Sure, this requires an awful lot of processing – and reading – of papers. But Woodruff insists that meeting regularly with students to give them feedback is a basic entitlement.

 “I get to speak to students specifically about their strengths in papers, what they want to improve, and what they need to improve, so I’m able to tailor writing instruction literally to each student’s needs,” he says.

Of course, Woodruff’s coursework doesn’t solely involve leafing through texts, or putting pen to paper. Just ask Eli Wright – a former student who worked closely with Woodruff on MHS’ Phoenix Art & Literary Magazine.

"Taking a class with Mr. Woodruff isn't merely reading books or writing papers,” says Wright, a rising sophomore at Oberlin College. “It’s about preparing the mind to think, and learning by doing this.”

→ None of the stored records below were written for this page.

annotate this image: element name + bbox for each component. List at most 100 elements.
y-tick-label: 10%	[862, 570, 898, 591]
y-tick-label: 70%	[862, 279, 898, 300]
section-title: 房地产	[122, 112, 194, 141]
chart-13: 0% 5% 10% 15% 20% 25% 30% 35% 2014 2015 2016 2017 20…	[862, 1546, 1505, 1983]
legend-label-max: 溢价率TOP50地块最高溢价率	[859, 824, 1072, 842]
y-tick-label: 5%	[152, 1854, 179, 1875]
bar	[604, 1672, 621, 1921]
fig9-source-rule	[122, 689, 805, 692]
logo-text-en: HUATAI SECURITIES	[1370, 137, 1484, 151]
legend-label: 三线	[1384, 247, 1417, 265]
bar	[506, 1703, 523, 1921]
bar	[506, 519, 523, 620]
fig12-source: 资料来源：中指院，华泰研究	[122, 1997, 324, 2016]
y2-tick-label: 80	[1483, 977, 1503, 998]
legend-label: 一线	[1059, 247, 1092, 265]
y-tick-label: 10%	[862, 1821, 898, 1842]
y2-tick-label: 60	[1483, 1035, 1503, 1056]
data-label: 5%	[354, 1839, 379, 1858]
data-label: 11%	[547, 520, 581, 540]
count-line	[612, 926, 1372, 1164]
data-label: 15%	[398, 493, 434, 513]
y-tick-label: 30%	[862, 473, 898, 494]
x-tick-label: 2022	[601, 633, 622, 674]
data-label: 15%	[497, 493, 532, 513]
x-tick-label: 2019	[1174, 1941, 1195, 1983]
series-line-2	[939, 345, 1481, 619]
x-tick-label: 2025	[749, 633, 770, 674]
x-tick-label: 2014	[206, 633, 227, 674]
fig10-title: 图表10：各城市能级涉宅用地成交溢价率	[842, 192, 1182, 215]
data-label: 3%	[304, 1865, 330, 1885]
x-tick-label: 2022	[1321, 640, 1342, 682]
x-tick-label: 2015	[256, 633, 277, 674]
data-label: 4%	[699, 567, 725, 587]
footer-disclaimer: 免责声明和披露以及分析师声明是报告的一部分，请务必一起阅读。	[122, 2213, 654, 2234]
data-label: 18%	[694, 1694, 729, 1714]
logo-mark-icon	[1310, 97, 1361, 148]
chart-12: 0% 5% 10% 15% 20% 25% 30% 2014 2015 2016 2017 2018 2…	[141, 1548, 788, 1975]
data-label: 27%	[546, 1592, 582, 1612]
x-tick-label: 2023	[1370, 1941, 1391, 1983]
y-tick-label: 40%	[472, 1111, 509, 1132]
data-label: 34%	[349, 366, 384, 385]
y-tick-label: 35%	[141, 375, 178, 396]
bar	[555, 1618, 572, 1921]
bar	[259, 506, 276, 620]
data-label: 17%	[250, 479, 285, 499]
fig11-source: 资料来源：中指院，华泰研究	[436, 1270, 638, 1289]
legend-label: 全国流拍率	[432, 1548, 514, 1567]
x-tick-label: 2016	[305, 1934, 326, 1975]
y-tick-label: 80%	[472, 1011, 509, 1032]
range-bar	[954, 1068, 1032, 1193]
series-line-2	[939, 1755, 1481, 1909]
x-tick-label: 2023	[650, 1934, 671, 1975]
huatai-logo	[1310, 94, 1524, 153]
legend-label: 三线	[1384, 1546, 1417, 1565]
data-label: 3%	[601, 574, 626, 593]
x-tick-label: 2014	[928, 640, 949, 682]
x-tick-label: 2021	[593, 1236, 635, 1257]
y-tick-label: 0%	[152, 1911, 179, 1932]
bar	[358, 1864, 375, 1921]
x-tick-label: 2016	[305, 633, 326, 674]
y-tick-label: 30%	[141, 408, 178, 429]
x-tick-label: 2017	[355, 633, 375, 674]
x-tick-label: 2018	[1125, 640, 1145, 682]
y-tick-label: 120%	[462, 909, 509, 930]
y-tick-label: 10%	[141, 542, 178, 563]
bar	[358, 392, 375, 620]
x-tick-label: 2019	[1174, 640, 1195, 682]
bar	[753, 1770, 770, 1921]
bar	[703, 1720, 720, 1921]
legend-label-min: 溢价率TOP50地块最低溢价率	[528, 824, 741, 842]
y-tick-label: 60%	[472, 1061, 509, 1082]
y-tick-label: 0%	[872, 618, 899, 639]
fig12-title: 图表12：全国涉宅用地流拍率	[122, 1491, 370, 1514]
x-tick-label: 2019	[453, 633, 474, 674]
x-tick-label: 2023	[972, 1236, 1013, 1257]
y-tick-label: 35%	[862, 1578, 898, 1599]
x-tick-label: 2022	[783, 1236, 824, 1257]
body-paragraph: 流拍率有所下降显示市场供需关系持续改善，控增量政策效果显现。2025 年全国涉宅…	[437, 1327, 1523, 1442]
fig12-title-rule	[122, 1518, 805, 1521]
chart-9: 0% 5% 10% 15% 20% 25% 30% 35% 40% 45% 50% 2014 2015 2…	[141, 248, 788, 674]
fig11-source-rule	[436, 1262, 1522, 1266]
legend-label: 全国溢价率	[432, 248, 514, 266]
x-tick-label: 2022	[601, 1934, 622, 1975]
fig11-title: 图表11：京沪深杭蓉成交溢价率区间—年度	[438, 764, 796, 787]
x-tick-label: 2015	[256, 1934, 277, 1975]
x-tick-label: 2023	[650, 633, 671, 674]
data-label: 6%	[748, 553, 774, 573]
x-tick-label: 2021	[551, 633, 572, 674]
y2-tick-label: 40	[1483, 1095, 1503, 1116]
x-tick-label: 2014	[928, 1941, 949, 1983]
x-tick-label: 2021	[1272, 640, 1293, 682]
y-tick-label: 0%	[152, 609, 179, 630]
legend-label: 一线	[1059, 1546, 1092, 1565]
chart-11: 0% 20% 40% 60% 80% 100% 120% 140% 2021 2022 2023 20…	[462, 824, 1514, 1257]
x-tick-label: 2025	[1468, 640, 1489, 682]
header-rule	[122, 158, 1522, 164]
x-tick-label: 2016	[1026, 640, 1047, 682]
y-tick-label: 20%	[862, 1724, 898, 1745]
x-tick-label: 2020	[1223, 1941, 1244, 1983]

Woodruff calls this “experiential learning” – an old-fashioned idea that’s firmly anchored his educational approach. “You don’t learn unless you go through the experience of ‘coming to understand’,” he says. “I try to design all my lessons around students coming to understand what the subject is, what writing is. They have to actively be learning, and doing it themselves.”  

For Woodruff, this entails everything from peer review – where students evaluate their classmates’ work – to creating masks that visualize students’ understanding of characters in Greek Drama. He also offers a “design-your-own” midterm, encouraging Humanities students to research – and creatively convey – any concept relating to the ancient or medieval world that they haven’t covered in class. The results, he insists, have been stellar.  

He recalls a senior who shot a movie based on parts of the Iliad using a war game video component.  “[The student] had to build, through computer language, different features that the game didn’t supply – chariots, for instance – and he added in a soundtrack and dialogue. It was very successful – the amount of work that went into this was phenomenal.”               

Still, Woodruff insists the most rewarding aspect of teaching is having kids visibly understand something.

“There’s usually an expression on their face, that they’ve ‘got it’ – that a light bulb has gone on,” he says. “You can see kids making connections, not just with material in the class, but with their lives outside of class.”